Energiepreise im internationalen Vergleich
Obwohl die Strompreise der deutschen Industrie im europäischen Mittelfeld liegen, profitieren internationale Wettbewerber stärker von Subventionen. In den USA wird Industriestrom stark gefördert, weshalb Konzerne wie Volkswagen Teile der Batteriefertigung lieber dort ansiedeln. Bereits vor der Ukraine-Krise hatten hohe Energiekosten viele energieintensive Betriebe veranlasst, Produktionsteile ins Ausland zu verlagern. Gegenwärtig erhalten betroffene Unternehmen zwar Sonderregelungen wie reduzierte EEG-Umlagen, doch langfristig reichen diese Maßnahmen nicht aus, um die Wettbewerbsnachteile vollständig auszugleichen.
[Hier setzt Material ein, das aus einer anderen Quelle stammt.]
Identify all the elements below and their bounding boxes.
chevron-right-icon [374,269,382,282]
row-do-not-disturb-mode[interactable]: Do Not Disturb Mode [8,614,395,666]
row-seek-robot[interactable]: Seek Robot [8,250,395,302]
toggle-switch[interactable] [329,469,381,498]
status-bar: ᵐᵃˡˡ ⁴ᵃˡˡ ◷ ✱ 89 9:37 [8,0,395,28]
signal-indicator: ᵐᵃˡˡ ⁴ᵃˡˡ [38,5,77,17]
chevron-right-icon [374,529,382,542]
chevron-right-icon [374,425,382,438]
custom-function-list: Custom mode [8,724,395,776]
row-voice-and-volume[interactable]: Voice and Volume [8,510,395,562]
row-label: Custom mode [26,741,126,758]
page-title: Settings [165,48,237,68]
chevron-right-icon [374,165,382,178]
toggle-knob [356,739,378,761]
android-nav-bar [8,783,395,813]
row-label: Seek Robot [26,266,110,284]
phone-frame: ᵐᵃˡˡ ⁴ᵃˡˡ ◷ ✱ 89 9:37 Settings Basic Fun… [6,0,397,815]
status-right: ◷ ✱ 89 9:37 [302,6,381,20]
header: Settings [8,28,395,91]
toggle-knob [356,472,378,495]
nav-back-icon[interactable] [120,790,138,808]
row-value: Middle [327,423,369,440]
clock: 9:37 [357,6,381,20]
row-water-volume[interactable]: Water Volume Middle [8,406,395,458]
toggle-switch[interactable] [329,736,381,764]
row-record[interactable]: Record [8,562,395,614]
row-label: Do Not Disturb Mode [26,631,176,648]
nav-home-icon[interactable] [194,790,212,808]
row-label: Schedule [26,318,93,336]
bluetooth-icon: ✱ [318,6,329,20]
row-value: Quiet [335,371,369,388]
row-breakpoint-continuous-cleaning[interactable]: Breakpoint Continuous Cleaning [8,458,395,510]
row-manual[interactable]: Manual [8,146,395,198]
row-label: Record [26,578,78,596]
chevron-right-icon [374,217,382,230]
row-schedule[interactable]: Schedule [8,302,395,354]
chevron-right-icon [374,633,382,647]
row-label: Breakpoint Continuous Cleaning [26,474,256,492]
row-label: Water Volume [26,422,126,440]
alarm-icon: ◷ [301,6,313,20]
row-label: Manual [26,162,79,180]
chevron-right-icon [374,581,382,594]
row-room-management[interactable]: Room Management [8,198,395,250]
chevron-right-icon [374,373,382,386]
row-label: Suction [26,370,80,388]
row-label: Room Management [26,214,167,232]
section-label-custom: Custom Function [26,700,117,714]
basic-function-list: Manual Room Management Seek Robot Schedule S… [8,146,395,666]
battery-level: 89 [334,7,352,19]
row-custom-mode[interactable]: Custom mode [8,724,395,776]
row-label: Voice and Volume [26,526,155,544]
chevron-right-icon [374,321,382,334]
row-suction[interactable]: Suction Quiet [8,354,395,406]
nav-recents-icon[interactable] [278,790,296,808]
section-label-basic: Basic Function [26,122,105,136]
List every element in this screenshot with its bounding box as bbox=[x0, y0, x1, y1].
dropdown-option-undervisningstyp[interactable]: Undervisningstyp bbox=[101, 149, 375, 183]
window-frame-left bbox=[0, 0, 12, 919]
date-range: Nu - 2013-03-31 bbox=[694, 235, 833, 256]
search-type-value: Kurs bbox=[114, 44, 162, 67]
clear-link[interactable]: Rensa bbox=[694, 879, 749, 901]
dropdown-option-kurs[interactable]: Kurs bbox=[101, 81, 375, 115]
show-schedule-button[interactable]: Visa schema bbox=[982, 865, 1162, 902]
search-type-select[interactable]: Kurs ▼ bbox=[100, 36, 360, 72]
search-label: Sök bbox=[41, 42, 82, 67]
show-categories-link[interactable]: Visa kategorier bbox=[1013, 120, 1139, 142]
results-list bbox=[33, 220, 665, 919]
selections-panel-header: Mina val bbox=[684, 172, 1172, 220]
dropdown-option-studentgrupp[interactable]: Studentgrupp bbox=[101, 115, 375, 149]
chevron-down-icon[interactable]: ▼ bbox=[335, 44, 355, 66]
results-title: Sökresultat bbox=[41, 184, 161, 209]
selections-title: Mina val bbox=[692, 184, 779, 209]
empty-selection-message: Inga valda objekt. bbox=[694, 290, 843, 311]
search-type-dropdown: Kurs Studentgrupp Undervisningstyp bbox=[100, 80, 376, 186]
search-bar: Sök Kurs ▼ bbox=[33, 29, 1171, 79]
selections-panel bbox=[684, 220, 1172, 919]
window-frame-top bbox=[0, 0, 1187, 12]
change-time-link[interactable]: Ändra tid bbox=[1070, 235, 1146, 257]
Reformen müssen jetzt ansetzen
Das ifo-Institut fordert dringend strukturelle Änderungen, um den Abwärtstrend zu stoppen. Ziel ist die Senkung der Energiekosten, der Abbau bürokratischer Hürden und die Modernisierung der Infrastruktur. Bundeswirtschaftsministerin Reiche (CDU) hat eine Agenda 2030 vorgestellt, die diese Punkte gezielt adressiert. Kritisch ist zudem, dass sich die Probleme nicht erst seit der Energiekrise abzeichnen: Seit 2017 verzeichnet die Industrieproduktion einen kontinuierlichen Rückgang, verstärkt durch die Corona-Pandemie und geopolitische Unsicherheiten. Für den Mittelstand gilt es nun, gemeinsam mit der Politik Lösungen zu entwickeln, die kurzfristig Entlastung schaffen und langfristig den Standort sichern.